Bug#692529: ITP: gateone -- HTML5 web-based terminal emulator and ssh client

[Daniel McDougall <daniel.mcdougall@liftoffsoftware.com>]

> I quickly browsed around a bit. The killall() function in
> gateone/utils.py looks kind of scary. It seems to kill all processes
> that contain python and gateone.py in their name. This should match
> "emacs -nw python.txt gateone.py" and might be a mild security issue
> too:
>
>             for session in sessions:
>                 if session in cmdline:
>                     try:
>                         os.kill(pid, signal.SIGTERM)
>                     except OSError:
>                         pass # PID is already dead--great
>                 elif 'python' in cmdline:
>                     if 'gateone.py' in cmdline:
>                         try:
>                             os.kill(pid, signal.SIGTERM)
>                         except OSError:
>                             pass # PID is already dead--great
> Perhaps gateone could use cgroups?

I am the author of Gate One.  You know what would be great?  If you reported this issue!  ;)

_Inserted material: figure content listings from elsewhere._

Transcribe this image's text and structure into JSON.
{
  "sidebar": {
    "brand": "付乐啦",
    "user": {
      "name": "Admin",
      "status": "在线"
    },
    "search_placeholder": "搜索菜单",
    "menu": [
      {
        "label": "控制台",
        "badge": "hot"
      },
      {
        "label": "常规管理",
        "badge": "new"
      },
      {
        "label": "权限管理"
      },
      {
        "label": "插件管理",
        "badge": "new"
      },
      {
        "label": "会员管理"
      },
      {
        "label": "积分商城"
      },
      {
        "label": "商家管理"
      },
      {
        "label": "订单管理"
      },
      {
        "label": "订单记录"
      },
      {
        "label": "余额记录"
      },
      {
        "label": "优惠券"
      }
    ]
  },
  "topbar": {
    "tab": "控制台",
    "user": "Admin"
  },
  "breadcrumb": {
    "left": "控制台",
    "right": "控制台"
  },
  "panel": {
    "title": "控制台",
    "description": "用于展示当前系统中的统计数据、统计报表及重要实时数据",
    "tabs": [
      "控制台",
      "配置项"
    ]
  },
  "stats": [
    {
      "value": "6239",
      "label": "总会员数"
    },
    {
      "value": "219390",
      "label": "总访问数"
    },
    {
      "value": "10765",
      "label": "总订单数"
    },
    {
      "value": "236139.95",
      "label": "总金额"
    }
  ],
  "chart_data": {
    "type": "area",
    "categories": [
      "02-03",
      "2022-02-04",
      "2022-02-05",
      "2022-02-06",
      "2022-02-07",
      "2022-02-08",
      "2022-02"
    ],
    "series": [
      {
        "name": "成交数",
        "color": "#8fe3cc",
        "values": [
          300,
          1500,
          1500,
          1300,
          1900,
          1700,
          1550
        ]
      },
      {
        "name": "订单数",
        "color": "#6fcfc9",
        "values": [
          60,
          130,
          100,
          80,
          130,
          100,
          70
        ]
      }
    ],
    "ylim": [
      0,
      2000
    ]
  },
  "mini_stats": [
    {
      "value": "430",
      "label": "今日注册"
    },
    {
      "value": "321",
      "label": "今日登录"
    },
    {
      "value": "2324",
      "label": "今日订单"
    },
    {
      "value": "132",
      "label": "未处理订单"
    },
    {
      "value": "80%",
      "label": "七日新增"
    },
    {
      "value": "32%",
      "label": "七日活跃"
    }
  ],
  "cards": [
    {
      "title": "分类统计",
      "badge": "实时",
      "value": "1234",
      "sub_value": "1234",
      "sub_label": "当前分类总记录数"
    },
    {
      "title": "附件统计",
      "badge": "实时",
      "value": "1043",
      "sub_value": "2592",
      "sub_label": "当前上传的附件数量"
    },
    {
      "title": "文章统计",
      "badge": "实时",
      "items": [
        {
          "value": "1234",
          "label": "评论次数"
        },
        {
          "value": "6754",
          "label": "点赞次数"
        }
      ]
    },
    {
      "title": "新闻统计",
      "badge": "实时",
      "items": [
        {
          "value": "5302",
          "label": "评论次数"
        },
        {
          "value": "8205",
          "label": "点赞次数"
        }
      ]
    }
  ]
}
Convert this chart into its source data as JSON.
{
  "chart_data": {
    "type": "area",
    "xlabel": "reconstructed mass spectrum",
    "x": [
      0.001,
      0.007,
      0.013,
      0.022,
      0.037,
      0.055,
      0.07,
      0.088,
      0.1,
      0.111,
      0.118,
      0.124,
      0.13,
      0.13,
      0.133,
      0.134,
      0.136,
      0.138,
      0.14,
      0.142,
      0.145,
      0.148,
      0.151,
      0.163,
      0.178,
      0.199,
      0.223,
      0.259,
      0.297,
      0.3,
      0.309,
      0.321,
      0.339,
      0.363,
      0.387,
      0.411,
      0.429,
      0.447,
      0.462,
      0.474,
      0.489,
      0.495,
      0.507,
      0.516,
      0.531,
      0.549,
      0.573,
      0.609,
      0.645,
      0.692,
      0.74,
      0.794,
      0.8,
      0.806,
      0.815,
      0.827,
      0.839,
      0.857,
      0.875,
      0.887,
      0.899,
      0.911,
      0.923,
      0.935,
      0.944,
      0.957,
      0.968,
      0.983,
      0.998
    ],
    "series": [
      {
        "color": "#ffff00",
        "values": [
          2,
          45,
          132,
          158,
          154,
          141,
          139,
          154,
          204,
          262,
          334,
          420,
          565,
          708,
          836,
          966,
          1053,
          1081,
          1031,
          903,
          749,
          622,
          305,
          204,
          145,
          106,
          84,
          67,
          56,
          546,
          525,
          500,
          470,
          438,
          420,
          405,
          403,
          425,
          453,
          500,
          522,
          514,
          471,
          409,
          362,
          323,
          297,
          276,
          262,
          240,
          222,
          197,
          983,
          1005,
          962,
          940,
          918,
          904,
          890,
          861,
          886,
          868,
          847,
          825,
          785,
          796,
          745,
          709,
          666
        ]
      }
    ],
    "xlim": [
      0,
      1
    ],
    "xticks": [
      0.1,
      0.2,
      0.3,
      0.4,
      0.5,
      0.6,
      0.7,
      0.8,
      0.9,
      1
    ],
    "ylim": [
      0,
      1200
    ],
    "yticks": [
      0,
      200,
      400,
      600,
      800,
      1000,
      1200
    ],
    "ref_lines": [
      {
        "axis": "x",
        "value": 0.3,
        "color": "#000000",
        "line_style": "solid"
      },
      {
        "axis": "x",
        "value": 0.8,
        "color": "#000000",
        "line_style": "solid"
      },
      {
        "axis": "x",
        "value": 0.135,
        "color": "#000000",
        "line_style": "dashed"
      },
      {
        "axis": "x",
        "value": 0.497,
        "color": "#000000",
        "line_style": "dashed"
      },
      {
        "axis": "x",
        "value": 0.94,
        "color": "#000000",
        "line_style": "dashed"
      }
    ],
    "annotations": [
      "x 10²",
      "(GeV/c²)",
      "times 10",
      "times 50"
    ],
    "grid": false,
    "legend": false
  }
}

I just pushed a commit to the Github repo (https://github.com/liftoff/GateOne) to make the killall function a _lot_ more explicit.  However, like you said it probably wouldn't have been much of an issue in the real world (no reports of, "gateone.py killed my emacs session!" yet =).

I'll see if I can make a 1.2 or 1.1.1 release soon with the fix included.

Please let me know if you encounter anything else like this.  Also, it doesn't hurt to open an issue in the tracker (next time =):  https://github.com/liftoff/GateOne/issues

-- 
Dan McDougall - Chief Executive Officer and Developer
Liftoff Software ✈ Your flight to the cloud is now boarding.